Giddyup
Mark Kohut
markekohut at yahoo.com
Fri Oct 5 11:04:20 CDT 2012
"figured mainaly as messengers" ??
Everything connects.
________________________________
From: Paul Mackin <mackin.paul at verizon.net>
To: pynchon-l at waste.org
Sent: Friday, October 5, 2012 11:17 AM
Subject: Re: Giddyup
On 10/4/2012 12:31 PM, Paul Mac kin wrote:
> On 10/4/2012 12:22 PM, Paul Mackin wrote:
>> Who knew? John Pynchon was America's first cattle baron and imported Irish cowboys.
>>
>> http://www.lrgaf.org/articles/irish-cowboys.htm
>
> Since it says John Pynchon was a participant in King Philip's War, I looked for his name in the index of Jill Lepore's The Name of of War. There are six references. Guess I'll read them after lunch.
>
> P
>
>
OK, w/r/t Jill Lenore's book on the first Indian War (King Philips War), John Pynchon's horseman (indentured servants, slaves, and freemen, termed cowboys in the other account but not by Jill) figured mainly as messengers, carrying vital news from village to village, doing reconnaissance, etc.

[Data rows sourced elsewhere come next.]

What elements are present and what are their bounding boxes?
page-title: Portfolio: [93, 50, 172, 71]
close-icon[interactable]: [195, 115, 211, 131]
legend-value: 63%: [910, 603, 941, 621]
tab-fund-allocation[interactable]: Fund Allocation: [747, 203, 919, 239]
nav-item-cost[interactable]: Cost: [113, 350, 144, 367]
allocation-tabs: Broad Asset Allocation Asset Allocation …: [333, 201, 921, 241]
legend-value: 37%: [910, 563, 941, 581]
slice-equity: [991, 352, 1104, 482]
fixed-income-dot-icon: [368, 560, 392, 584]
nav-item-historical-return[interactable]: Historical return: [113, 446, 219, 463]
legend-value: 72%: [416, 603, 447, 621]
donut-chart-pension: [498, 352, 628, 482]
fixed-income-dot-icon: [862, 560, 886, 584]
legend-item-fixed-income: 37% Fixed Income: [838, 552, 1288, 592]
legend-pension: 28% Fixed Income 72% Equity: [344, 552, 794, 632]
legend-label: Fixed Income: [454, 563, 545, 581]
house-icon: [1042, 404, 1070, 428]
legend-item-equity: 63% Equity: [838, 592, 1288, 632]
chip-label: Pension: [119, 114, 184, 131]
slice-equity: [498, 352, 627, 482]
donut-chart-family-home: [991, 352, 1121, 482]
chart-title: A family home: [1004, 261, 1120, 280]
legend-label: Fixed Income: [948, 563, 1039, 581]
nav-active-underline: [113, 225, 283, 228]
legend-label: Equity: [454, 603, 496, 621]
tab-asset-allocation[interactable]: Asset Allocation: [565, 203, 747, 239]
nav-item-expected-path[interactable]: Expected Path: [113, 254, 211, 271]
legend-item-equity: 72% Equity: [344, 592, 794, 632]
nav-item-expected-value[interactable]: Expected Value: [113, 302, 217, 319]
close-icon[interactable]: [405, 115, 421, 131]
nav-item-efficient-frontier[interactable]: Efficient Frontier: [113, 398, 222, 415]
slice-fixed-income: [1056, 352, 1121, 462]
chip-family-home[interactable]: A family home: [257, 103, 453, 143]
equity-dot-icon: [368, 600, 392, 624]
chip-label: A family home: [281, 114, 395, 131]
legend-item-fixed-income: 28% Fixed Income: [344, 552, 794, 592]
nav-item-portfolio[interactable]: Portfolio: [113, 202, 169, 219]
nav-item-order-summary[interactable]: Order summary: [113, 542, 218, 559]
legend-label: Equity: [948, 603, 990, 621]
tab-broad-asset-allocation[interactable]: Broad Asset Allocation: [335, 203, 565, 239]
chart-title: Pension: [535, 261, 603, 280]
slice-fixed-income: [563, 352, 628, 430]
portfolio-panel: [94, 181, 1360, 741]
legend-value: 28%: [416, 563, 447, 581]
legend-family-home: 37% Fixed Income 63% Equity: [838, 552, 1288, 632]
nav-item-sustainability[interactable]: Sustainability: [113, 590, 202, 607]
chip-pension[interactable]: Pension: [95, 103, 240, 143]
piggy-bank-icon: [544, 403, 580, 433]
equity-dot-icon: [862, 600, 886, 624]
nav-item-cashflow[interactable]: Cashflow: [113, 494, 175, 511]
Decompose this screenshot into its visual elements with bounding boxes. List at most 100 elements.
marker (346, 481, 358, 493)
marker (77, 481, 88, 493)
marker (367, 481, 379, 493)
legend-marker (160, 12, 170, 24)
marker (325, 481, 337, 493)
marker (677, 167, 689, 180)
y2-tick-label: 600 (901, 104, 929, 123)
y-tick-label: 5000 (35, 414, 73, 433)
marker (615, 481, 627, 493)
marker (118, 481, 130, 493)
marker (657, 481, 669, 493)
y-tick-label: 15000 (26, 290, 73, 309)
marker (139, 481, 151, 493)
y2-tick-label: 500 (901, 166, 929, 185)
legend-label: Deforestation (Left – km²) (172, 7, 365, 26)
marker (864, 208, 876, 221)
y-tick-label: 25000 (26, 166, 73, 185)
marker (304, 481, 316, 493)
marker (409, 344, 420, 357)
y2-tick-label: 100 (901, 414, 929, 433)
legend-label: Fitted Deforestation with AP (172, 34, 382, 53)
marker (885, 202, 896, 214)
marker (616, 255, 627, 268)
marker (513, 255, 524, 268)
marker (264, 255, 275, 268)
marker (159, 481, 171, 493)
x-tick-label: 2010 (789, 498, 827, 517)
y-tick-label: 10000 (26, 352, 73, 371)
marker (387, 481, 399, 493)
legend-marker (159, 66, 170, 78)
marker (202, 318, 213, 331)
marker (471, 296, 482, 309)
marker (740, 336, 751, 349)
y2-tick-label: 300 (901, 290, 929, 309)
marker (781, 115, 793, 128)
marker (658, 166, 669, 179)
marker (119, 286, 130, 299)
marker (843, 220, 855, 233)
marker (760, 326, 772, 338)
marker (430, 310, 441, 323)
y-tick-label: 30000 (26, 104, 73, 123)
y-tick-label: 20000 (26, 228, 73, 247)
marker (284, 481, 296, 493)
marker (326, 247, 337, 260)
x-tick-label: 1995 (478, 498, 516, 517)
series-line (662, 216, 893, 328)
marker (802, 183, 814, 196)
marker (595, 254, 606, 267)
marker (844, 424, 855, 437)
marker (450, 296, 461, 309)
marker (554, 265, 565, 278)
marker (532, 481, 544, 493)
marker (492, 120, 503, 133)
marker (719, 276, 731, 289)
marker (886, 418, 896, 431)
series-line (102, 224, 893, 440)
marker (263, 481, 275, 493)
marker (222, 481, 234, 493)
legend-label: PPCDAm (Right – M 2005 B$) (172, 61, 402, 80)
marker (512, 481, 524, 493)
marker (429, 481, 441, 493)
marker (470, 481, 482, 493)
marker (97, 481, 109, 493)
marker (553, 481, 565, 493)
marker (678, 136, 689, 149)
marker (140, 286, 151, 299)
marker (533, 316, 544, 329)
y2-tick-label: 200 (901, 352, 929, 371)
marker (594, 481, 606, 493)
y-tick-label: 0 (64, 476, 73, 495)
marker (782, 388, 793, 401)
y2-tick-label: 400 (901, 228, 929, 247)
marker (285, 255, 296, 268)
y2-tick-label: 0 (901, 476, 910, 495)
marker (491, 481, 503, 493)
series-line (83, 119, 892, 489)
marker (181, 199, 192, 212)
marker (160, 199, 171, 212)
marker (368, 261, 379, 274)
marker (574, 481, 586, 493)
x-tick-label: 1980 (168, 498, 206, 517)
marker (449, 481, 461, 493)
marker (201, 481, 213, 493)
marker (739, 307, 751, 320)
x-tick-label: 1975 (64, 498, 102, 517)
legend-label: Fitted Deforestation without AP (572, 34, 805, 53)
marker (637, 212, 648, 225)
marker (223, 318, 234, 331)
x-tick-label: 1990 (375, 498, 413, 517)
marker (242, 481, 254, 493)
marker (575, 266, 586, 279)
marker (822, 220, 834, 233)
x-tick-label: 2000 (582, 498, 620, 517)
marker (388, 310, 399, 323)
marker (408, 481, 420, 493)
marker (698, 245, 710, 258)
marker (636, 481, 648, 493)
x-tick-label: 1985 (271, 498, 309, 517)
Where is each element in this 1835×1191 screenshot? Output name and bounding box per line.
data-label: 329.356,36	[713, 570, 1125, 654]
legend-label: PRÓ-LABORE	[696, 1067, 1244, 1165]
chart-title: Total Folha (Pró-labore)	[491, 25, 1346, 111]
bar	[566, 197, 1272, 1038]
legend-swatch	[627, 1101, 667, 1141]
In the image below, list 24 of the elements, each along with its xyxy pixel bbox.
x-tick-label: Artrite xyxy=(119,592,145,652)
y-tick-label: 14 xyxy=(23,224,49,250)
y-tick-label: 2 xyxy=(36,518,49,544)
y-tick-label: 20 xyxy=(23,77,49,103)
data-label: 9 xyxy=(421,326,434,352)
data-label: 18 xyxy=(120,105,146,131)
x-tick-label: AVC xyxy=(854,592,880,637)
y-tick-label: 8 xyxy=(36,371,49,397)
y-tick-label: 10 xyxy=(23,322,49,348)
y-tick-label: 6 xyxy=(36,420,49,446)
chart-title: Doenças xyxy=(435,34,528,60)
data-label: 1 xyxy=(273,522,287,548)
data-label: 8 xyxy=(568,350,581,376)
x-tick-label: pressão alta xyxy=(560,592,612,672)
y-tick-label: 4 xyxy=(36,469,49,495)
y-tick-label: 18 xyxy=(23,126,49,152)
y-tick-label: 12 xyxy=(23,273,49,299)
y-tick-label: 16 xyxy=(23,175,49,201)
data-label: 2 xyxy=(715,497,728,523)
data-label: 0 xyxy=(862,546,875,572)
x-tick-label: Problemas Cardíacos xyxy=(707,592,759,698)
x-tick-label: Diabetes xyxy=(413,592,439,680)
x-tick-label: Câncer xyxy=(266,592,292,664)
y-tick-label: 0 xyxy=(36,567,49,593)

Pynchon himself, along with other leaders, wrote letters back home to England keeping them apprised of this horrendous eight year war in the colonies. A Pynchon letter also describes the destruction of Springfield, in which his own operation was burned to the ground. He was in effect ruined and thereby, says Lenore, subject to loss of identity and social standing in the community. John presumably retained the substantial land holdings his father William had left him. William, not mentioned by Lepore, had had to flee the country after his pamphlet was declared heretical. a Lepore makes no mention of the still undecoded Pynchon account of the war,
the one described in the online account.